File spoon-archives/french-feminism.archive/french-feminism_1997/97-03-25.044, message 205


Date: Sun, 22 Dec 1996 07:23:26 +0200
From: Vadim Linetski <picador-AT-luckynet.co.il>
Subject: Re: Kristeva's chora


Leah Sheppard wrote:
> 
> Hey Rachel,
> 
> This from a lowly undergrad and you will get much more informed
> resposes on this list, but if you want to align Kristeva and Lacan,
> I think the proper comparison is between the Imaginary and the semiotic?
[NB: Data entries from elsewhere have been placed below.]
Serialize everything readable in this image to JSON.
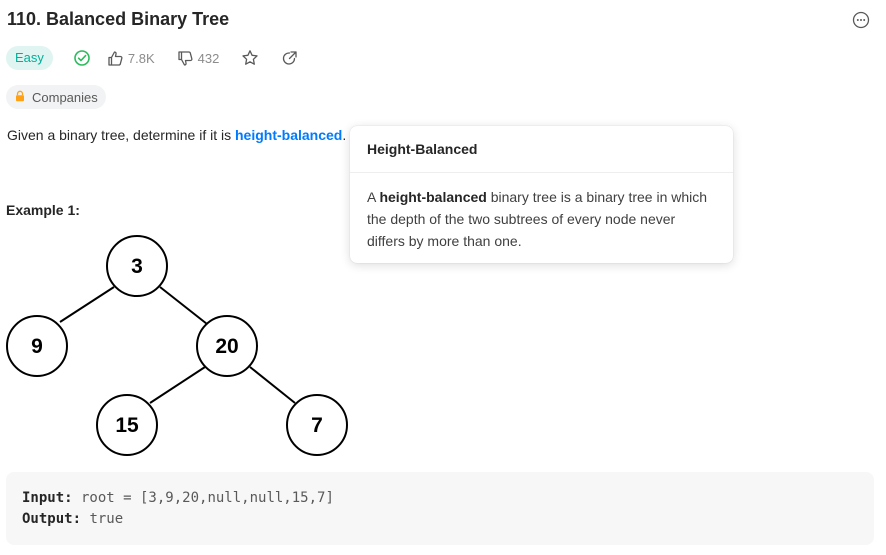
{
  "problem": {
    "title": "110. Balanced Binary Tree",
    "difficulty": "Easy",
    "likes": "7.8K",
    "dislikes": "432",
    "companies_label": "Companies",
    "description_prefix": "Given a binary tree, determine if it is ",
    "description_link": "height-balanced",
    "description_suffix": "."
  },
  "icons": {
    "solved": "check-circle-icon",
    "like": "thumbs-up-icon",
    "dislike": "thumbs-down-icon",
    "favorite": "star-icon",
    "share": "share-icon",
    "more": "more-icon",
    "lock": "lock-icon"
  },
  "colors": {
    "easy_text": "#00af9b",
    "easy_bg": "#e0f5f1",
    "link": "#007aff",
    "lock": "#ffa116"
  },
  "popover": {
    "title": "Height-Balanced",
    "body_prefix": "A ",
    "body_bold": "height-balanced",
    "body_suffix": " binary tree is a binary tree in which the depth of the two subtrees of every node never differs by more than one."
  },
  "example": {
    "title": "Example 1:",
    "tree_nodes": [
      "3",
      "9",
      "20",
      "15",
      "7"
    ],
    "input_label": "Input:",
    "input_value": " root = [3,9,20,null,null,15,7]",
    "output_label": "Output:",
    "output_value": " true"
  }
}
> If the Kristeva and Lacan's Symbolics line up.  Then what is the Real
> for Kristeva?  Hm... perhaps the chora.  I get the sense that the
> chora actually houses the semiotic.  The Symbolic too?  I'm not sure.
> 
> Here's straight out of my bible of Feminism and Psychoanalysis:
> "Kristeva clearly explains the costs and the conditions of the
> acquisition of culture and a Symbolic position: the subject does
> not develop naturally, nor is he or she merely the effects of
> 'conditioning' or upbringing.  Rather, Symbolic subjectivity is
> founded on a constitutive repression (of the maternal, the chora,
> the semiotic, the abject).
> 
> To explain her notion of the semiotic, Kristeva refers to what Plato,
> in the Timaeus, calls the chora.  The chora is 'receptacle, unnameable,
> improbable, hybrid, anterior to naming, to the one, to the father and
> consequently maternally connoted' (from Desire in Language p133).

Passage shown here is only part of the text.